Occorrono quasi tre anni per addestrare un cormorano marino selvatico, periodo durante il quale viene nutrito con pesce d’acqua dolce mai pescato da lui. Inizierà la sua attività di pescatore solo quando avrà imparato da altri cormorani più esperti le operazioni da eseguire per catturare il pesce.

Pesca ukai

Tecnica di pesca con il cormorano

A Gifu, Giappone, la pesca con il cormorano è un’attività quotidiana per circa cinque mesi all’anno. Un gruppo di pescatori seleziona ogni giorno una dozzina uccelli in salute e li lega a corde di canapa in base alla sequenza con cui verranno impiegati per la pesca.

La pesca col cormorano giapponese si svolge durante la notte. L’attività inizia intorno alle 19.30:  3-6 pescatori, accompagnati dai cormorani selezionati, escono in barca illuminando il fiume con torce di legno di pino. Il gruppo di pesca è composto da un mastro pescatore, dal suo aiutante (nakanori, o “rematore al centro”), da un pilota (tomonori, “rematore di prua”) e da uno o più assistenti.

Pesca con il cormorano

Ad un comando dei pescatori, i cormorani si lanciano in acqua e iniziano a nuotare spingendosi con le zampe. Un cormorano può raggiungere diverse decine di metri di profondità, anche se la pesca ukai si svolge generalmente in acque dolci poco profonde.

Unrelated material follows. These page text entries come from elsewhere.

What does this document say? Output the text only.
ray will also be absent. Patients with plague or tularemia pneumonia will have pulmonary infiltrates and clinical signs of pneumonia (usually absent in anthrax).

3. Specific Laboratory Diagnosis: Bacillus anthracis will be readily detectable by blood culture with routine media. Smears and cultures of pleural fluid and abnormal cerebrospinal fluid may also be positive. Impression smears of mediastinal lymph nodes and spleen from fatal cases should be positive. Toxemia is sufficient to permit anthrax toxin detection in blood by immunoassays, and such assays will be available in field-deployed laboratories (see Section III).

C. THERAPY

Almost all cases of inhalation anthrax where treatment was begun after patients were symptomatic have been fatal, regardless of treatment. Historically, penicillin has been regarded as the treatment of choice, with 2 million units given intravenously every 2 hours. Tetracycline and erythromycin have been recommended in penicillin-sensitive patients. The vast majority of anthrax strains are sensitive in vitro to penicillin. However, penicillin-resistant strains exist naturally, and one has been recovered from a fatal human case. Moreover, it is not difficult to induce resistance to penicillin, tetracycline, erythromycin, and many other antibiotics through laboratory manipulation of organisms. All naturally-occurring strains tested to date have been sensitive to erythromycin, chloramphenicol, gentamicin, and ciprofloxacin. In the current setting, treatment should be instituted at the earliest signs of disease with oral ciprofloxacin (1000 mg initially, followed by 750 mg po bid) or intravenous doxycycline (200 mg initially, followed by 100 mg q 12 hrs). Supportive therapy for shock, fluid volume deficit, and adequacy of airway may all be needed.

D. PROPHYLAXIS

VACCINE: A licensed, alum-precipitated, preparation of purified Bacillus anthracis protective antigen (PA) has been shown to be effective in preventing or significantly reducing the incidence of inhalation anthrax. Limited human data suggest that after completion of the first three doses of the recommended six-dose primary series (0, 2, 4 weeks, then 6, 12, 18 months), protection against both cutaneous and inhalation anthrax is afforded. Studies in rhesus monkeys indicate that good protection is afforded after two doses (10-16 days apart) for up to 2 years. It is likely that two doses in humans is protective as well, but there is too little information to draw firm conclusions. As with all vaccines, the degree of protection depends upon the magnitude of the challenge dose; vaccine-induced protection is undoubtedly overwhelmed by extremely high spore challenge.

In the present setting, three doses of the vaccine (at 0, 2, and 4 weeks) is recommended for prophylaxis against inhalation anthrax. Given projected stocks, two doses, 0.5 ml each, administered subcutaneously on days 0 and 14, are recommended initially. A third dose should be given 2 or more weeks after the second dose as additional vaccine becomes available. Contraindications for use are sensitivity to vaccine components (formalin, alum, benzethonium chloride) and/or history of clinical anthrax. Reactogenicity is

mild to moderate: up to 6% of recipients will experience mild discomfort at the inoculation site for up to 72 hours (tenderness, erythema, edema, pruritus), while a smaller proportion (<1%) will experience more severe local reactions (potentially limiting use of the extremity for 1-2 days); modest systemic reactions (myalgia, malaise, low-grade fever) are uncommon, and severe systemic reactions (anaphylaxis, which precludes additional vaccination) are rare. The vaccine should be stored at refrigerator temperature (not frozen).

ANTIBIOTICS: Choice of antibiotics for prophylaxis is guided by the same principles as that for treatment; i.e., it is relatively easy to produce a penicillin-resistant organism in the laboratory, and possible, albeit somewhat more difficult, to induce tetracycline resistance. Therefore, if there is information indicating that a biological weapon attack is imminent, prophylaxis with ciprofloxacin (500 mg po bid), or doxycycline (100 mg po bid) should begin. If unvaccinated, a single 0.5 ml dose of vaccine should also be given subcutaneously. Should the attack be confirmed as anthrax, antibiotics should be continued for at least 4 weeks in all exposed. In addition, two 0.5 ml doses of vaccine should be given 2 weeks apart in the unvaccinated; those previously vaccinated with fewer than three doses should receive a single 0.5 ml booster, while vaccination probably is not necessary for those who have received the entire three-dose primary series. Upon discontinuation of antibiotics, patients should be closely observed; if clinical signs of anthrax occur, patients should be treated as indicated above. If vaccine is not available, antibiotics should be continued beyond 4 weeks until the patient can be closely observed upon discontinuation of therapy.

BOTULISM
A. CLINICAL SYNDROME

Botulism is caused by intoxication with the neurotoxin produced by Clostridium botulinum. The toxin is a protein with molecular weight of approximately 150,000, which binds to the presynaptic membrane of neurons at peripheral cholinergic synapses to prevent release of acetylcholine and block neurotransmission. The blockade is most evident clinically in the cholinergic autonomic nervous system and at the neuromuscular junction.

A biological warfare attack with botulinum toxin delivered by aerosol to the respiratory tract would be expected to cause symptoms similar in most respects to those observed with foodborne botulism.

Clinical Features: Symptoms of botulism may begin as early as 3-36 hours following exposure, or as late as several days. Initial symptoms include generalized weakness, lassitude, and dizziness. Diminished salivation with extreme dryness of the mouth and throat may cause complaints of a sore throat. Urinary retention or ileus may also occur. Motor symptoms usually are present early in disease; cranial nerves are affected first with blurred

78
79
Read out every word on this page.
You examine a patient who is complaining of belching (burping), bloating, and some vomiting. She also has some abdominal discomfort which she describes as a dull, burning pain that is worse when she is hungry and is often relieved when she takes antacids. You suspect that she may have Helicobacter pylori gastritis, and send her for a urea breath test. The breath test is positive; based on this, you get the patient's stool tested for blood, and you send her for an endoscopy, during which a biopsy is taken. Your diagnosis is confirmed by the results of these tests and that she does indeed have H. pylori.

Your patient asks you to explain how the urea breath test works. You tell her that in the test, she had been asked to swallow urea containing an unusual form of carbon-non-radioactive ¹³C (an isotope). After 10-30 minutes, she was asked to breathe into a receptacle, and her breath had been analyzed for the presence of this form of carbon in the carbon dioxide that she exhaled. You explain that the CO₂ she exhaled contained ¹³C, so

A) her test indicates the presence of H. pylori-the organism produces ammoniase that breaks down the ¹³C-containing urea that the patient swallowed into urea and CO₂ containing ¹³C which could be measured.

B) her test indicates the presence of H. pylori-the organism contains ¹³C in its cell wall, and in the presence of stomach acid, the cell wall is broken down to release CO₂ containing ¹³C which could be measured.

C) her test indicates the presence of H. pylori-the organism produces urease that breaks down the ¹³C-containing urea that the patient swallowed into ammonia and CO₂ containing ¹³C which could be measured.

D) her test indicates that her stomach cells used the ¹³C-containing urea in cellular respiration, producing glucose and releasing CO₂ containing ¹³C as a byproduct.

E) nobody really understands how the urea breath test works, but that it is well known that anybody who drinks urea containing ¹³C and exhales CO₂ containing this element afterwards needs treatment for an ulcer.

Ogni cormorano si nutre di circa 750 grammi di pesce al giorno e può tornare dai pescatori con 5-6 pesci dopo ogni tuffo. Le corde a cui sono assicurati i cormorani sono resistenti, ma non al punto da essere indistruttibili: se una corda si dovesse impigliare sul fondale, il pescatore deve essere in grado di tagliarla per evitare l’annegamento dell’uccello.

Oggi, la pesca con il cormorano giapponese è rigidamente regolamentata e solo poche persone sono autorizzate a praticarla. Solo i membri delle famiglie di pescatori possono ereditare l’autorizzazione, che viene passata da padre in figlio.